What is on Display at the Jade Museum?
The Jade Museum, originally designed to resemble a block of uncut raw jade, has a large collection of Pre-Columbian artifacts, dating anywhere between 500 B.C. and 300 B.C., when the Mesoamerican jade trade was at its peak. Jade was a prized commodity among the Olmecs and the Mayans at the time.
Both civilizations used it to create artwork, jewelry, and of course, religious items. The museum itself has more than 7,000 items on display, all of which are divided into 7 distinct exhibits, spread out into five floors. Each of these exhibits has its own distinct theme and collection of items.
Despite its name, the Jade Museum also has exhibits on non-jade items, including ancient works made of gold, stone, obsidian and ceramic. There are also exhibits on the indigenous peoples of Costa Rica.
The jade artifacts themselves are the centerpiece of the entire museum, with many of them being displayed on the lower floors. Most of the non-jade artifacts can be viewed on the upper floors of the museum.
All of the displays are attached with graphics, maps and other visual aids that help educate the museum’s visitors. Of course, the information on these educational materials are usually in Spanish, so you’ll need to understand the language, or are with someone who does, in order to appreciate what’s written.
Aside from the exhibits themselves, there is also a museum café and a restaurant that serves sandwiches, salads, and other items if you want to take a break from walking.
There is also a gift shop where you can buy souvenirs to take home. For children, there are interactive exhibits for them to play around with and be educated at the same time, including giant puzzles and excavation play areas.
Visiting the Jade Museum
If you’re interested in taking a visit, the Jade Museum is open year-round, including weekends from 10 am to 5 pm. It is located on Central Avenue, within Plaza de la Cultura, west of the Plaza de la Democracia in central San Jose.
The museum might be closed during national holidays, however, so it’s best to double check if you’re in San Jose during a major holiday. The Jade Museum is a popular place to visit, so the lines can be a bit long.
If you’d rather not wait in line, it’s best to book your tickets ahead of time, or you can explore the museum as part of a tour.

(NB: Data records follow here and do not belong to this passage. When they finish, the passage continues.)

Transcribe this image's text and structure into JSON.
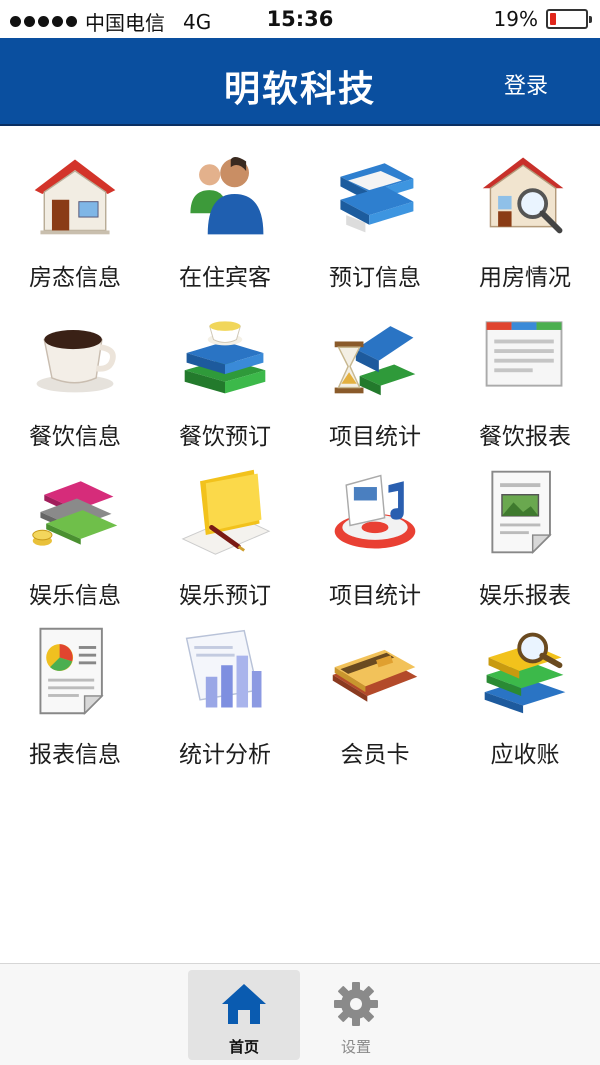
{
  "status_bar": {
    "carrier": "中国电信",
    "network": "4G",
    "time": "15:36",
    "battery_text": "19%",
    "battery_level": 0.19,
    "battery_color": "#e0261b"
  },
  "header": {
    "title": "明软科技",
    "login_label": "登录",
    "background": "#0a4f9f"
  },
  "menu": [
    {
      "label": "房态信息",
      "icon": "house-icon"
    },
    {
      "label": "在住宾客",
      "icon": "guests-icon"
    },
    {
      "label": "预订信息",
      "icon": "reservation-stack-icon"
    },
    {
      "label": "用房情况",
      "icon": "house-search-icon"
    },
    {
      "label": "餐饮信息",
      "icon": "coffee-cup-icon"
    },
    {
      "label": "餐饮预订",
      "icon": "tea-books-icon"
    },
    {
      "label": "项目统计",
      "icon": "hourglass-books-icon"
    },
    {
      "label": "餐饮报表",
      "icon": "report-window-icon"
    },
    {
      "label": "娱乐信息",
      "icon": "money-coins-icon"
    },
    {
      "label": "娱乐预订",
      "icon": "folder-pen-icon"
    },
    {
      "label": "项目统计",
      "icon": "media-disc-icon"
    },
    {
      "label": "娱乐报表",
      "icon": "image-document-icon"
    },
    {
      "label": "报表信息",
      "icon": "pie-document-icon"
    },
    {
      "label": "统计分析",
      "icon": "bar-chart-icon"
    },
    {
      "label": "会员卡",
      "icon": "member-cards-icon"
    },
    {
      "label": "应收账",
      "icon": "books-magnifier-icon"
    }
  ],
  "tab_bar": {
    "home_label": "首页",
    "settings_label": "设置",
    "active_tab": "首页",
    "active_color": "#0a5bb0",
    "inactive_color": "#8a8a8a"
  }
}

Tours don’t spend much time in the museum, however, so if you want to explore it more thoroughly, it’s best to just book tickets in advance and dedicate an entire day to it. Expect to spend at least 2 hours in the museum in order to appreciate it.
Admission fees are around $15 each, with children 12 years and under receiving a significantly reduced rate of $2. Children 5 years and under get free admission.
When it comes to educating a community of their history and heritage, museums certainly do the job better than most. Not only does it teach us of our collective story as a people, it also engages us far differently than reading a history book ever will.
You are pretty much sharing the same space as an item that was used and created by people centuries into the past.
This ability to bridge the past and present is also embodied by the Museo del Jade of Costa Rica.